In August, 1624, Champlain made arrangements for revisiting France, where fresh dissensions had arisen in regard to the company's rights and privileges. His chief purpose was to again urge at home an appeal for a more generous support in behalf of his undertakings. The Recollets, also, having found themselves utterly unequal to the occupation of their immense and constantly increasing field of missionary work, had determined to appeal for aid to some of the religious communities of France, and, with this view, deputed Sagard and a priest to sail for Europe in the suite of the Governor.

Before his departure Champlain nominated the younger De Caen commandant at Quebec during his absence, and gave instructions that the works in progress should be prosecuted with the utmost vigor, especially the completion of the Fort St. Louis.

These preparations being made, he set sail on August 15, 1624, accompanied by his wife and the two Recollet deputies.

Champlain, having accomplished all that seemed at that time attainable in France, returned to Quebec in the summer of 1626, accompanied by the priest Le Caron, and his brother-in-law, Boulle, as his lieutenant.

He found the works scarcely advanced beyond the condition in which he had left them two years before. His people also were in a somewhat enfeebled condition. They had been ill-supplied with necessaries the preceding season, owing to the neglect of the company to furnish what was requisite for their comfort and plentiful support during the winter of 1625.

Notwithstanding the exertions which had been made by Champlain to prevent a recurrence of the former sufferings of the colony owing to the neglect of the company, he and his people were doomed to struggle on precisely as heretofore. Scarcely any land had been cleared, so that it was impossible by means of agriculture alone to provide against famine in the winter. Nevertheless, the requisite supplies were furnished by the company's agents in the most niggardly manner. Its neglect became worse and worse, until, in the winter of 1626, there was an actual dearth of provisions at Quebec. In the spring of 1627 De Caen's vessels brought out, as usual, a certain supply of necessaries. But when the summer had passed away, and autumn came, although the season of traffic had been very profitable, the ships departed, leaving the establishments in the colony very insufficiently provisioned. The colony contained but one farmer—Louis Hebert[5]—who could maintain himself and those dependent on him by the cultivation of the ground. But about fifty persons had to endure the rigors of the winter of 1627 on short allowance; and such became their plight that even Champlain's patience and powers of endurance were severely exercised. When at length the arrival of spring afforded some sources of relief, derived from hunting and fishing, Champlain and his unfortunate colonists at Quebec were amazed to find that De Caen's ships came not as usual with succors. With infinite anxiety they contrived to subsist until the month of July, when it became known that the river below the Island of Orleans was in possession of the English, at that time enemies to France. In fact, on July 10, 1628, Champlain received a summons from Sir David Kirke, then at Tadoussac, with several ships under his command, to surrender the fort and station of Quebec. Notwithstanding his weakness, which would have prevented him from offering any effectual resistance had Kirke followed up his summons by an attack upon the place, Champlain responded with dignity and firmness, declaring that he would defend his post. Kirke, therefore, for the present, deferred his hostile intentions upon Quebec, and contented himself with adopting measures to intercept supplies and succor from France.

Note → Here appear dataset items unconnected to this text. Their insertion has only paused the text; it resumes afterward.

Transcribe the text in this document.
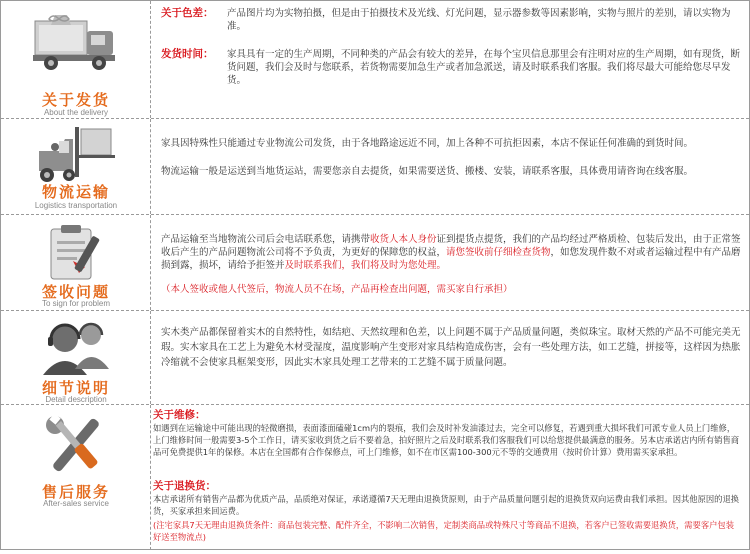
关于发货
About the delivery
关于色差：	产品图片均为实物拍摄，但是由于拍摄技术及光线、灯光问题，显示器参数等因素影响，实物与照片的差别，请以实物为准。
发货时间：	家具具有一定的生产周期，不同种类的产品会有较大的差异，在每个宝贝信息那里会有注明对应的生产周期，如有现货，断货问题，我们会及时与您联系，若货物需要加急生产或者加急派送，请及时联系我们客服。我们将尽最大可能给您尽早发货。
物流运输
Logistics transportation

家具因特殊性只能通过专业物流公司发货，由于各地路途远近不同，加上各种不可抗拒因素，本店不保证任何准确的到货时间。

物流运输一般是运送到当地货运站，需要您亲自去提货，如果需要送货、搬楼、安装，请联系客服，具体费用请咨询在线客服。

签收问题
To sign for problem

产品运输至当地物流公司后会电话联系您，请携带收货人本人身份证到提货点提货，我们的产品均经过严格质检、包装后发出，由于正常签收后产生的产品问题物流公司将不予负责，为更好的保障您的权益，请您签收前仔细检查货物，如您发现件数不对或者运输过程中有产品磨损到露，损坏，请给予拒签并及时联系我们，我们将及时为您处理。

（本人签收或他人代签后，物流人员不在场，产品再检查出问题，需买家自行承担）

细节说明
Detail description

实木类产品都保留着实木的自然特性，如结疤、天然纹理和色差，以上问题不属于产品质量问题，类似珠宝。取材天然的产品不可能完美无瑕。实木家具在工艺上为避免木材受湿度，温度影响产生变形对家具结构造成伤害，会有一些处理方法，如工艺缝，拼接等，这样因为热胀冷缩就不会使家具框架变形，因此实木家具处理工艺带来的工艺缝不属于质量问题。

售后服务
After-sales service

关于维修：

如遇到在运输途中可能出现的轻微磨损，表面漆面磕碰1cm内的裂痕，我们会及时补发油漆过去，完全可以修复，若遇到重大损坏我们可派专业人员上门维修，上门维修时间一般需要3-5个工作日，请买家收到货之后不要着急，拍好照片之后及时联系我们客服我们可以给您提供最满意的服务。另本店承诺店内所有销售商品可免费提供1年的保修。本店在全国都有合作保修点，可上门维修，如不在市区需100-300元不等的交通费用（按时价计算）费用需买家承担。

关于退换货：

本店承诺所有销售产品都为优质产品，品质绝对保证，承诺遵循7天无理由退换货原则，由于产品质量问题引起的退换货双向运费由我们承担。因其他原因的退换货，买家承担来回运费。

(注宅家具7天无理由退换货条件：商品包装完整、配件齐全，不影响二次销售，定制类商品或特殊尺寸等商品不退换，若客户已签收需要退换货，需要客户包装好送至物流点)
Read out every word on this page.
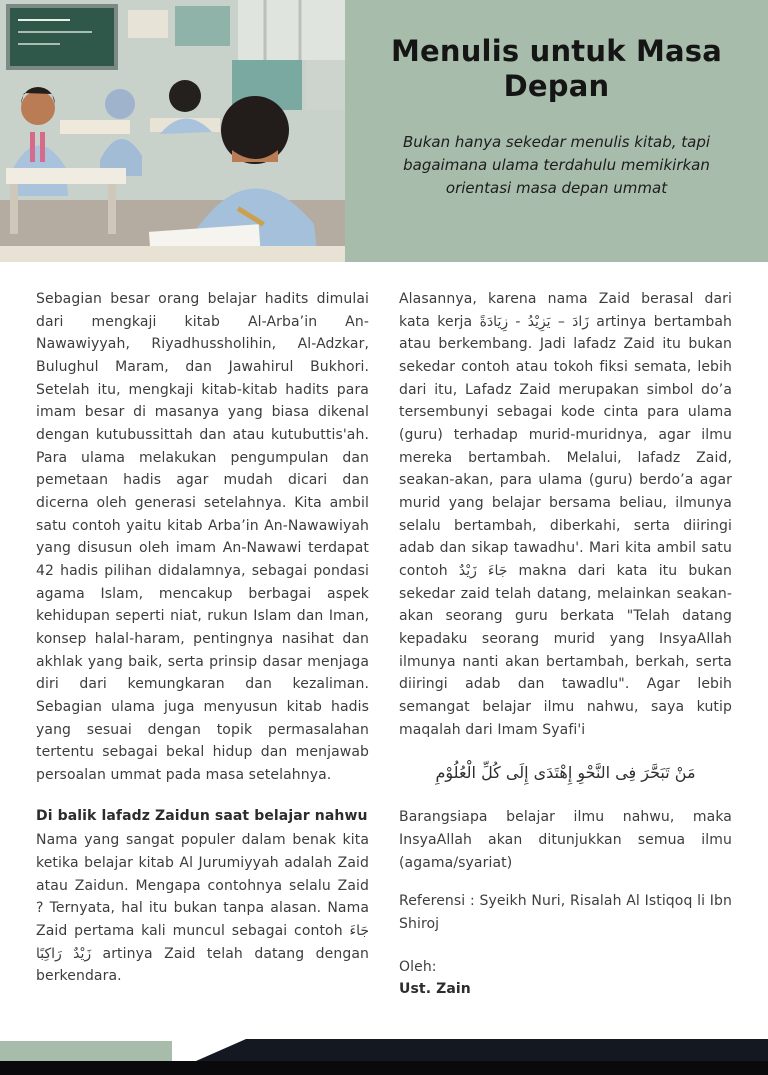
Menulis untuk Masa Depan
Bukan hanya sekedar menulis kitab, tapi bagaimana ulama terdahulu memikirkan orientasi masa depan ummat

Sebagian besar orang belajar hadits dimulai dari mengkaji kitab Al-Arba’in An-Nawawiyyah, Riyadhussholihin, Al-Adzkar, Bulughul Maram, dan Jawahirul Bukhori. Setelah itu, mengkaji kitab-kitab hadits para imam besar di masanya yang biasa dikenal dengan kutubussittah dan atau kutubuttis'ah. Para ulama melakukan pengumpulan dan pemetaan hadis agar mudah dicari dan dicerna oleh generasi setelahnya. Kita ambil satu contoh yaitu kitab Arba’in An-Nawawiyah yang disusun oleh imam An-Nawawi terdapat 42 hadis pilihan didalamnya, sebagai pondasi agama Islam, mencakup berbagai aspek kehidupan seperti niat, rukun Islam dan Iman, konsep halal-haram, pentingnya nasihat dan akhlak yang baik, serta prinsip dasar menjaga diri dari kemungkaran dan kezaliman. Sebagian ulama juga menyusun kitab hadis yang sesuai dengan topik permasalahan tertentu sebagai bekal hidup dan menjawab persoalan ummat pada masa setelahnya.

Di balik lafadz Zaidun saat belajar nahwu

Nama yang sangat populer dalam benak kita ketika belajar kitab Al Jurumiyyah adalah Zaid atau Zaidun. Mengapa contohnya selalu Zaid ? Ternyata, hal itu bukan tanpa alasan. Nama Zaid pertama kali muncul sebagai contoh جَاءَ زَيْدٌ رَاكِبًا artinya Zaid telah datang dengan berkendara.

Alasannya, karena nama Zaid berasal dari kata kerja زَادَ – يَزِيْدُ - زِيَادَةً artinya bertambah atau berkembang. Jadi lafadz Zaid itu bukan sekedar contoh atau tokoh fiksi semata, lebih dari itu, Lafadz Zaid merupakan simbol do’a tersembunyi sebagai kode cinta para ulama (guru) terhadap murid-muridnya, agar ilmu mereka bertambah. Melalui, lafadz Zaid, seakan-akan, para ulama (guru) berdo’a agar murid yang belajar bersama beliau, ilmunya selalu bertambah, diberkahi, serta diiringi adab dan sikap tawadhu'. Mari kita ambil satu contoh جَاءَ زَيْدٌ makna dari kata itu bukan sekedar zaid telah datang, melainkan seakan-akan seorang guru berkata "Telah datang kepadaku seorang murid yang InsyaAllah ilmunya nanti akan bertambah, berkah, serta diiringi adab dan tawadlu". Agar lebih semangat belajar ilmu nahwu, saya kutip maqalah dari Imam Syafi'i

مَنْ تَبَحَّرَ فِى النَّحْوِ إِهْتَدَى إِلَى كُلِّ الْعُلُوْمِ

Barangsiapa belajar ilmu nahwu, maka InsyaAllah akan ditunjukkan semua ilmu (agama/syariat)

Referensi : Syeikh Nuri, Risalah Al Istiqoq li Ibn Shiroj

Oleh:
Ust. Zain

[5] He died in the course of this season. Champlain, in his memoirs, mentions him with approbation and respect.

Cut off from communication with France, Champlain exhorted his now isolated band of priests, colonists, and laborers to follow his own example of patience and courage. A single small ship, with very scanty supplies, succeeded in making its passage good through the English vessels to Quebec, with intelligence that at least ten months must elapse before adequate succor from France could be expected to reach the harbor. To cope with the present emergency, and to prevent absolute starvation, measures were taken to crop all the cleared ground in the neighborhood. At the same time recourse was had to hunting and fishing for the purpose of collecting food for the ensuing winter, and Champlain's brother-in-law, Eustache Boulle, was despatched with a small vessel and twelve men down to Gaspe, in the hope of falling in with French fishing-vessels and procuring intelligence and assistance. Some steps were also taken for obtaining aid from the Abnaquis. These responded favorably, promising to furnish maintenance sufficient for about three-fifths of Champlain's people until succor should arrive. The other Indians, however, the Montagnais and Algonquins, took advantage of the emergency, and manifested, both in demeanor and hostile acts, their enmity to the French.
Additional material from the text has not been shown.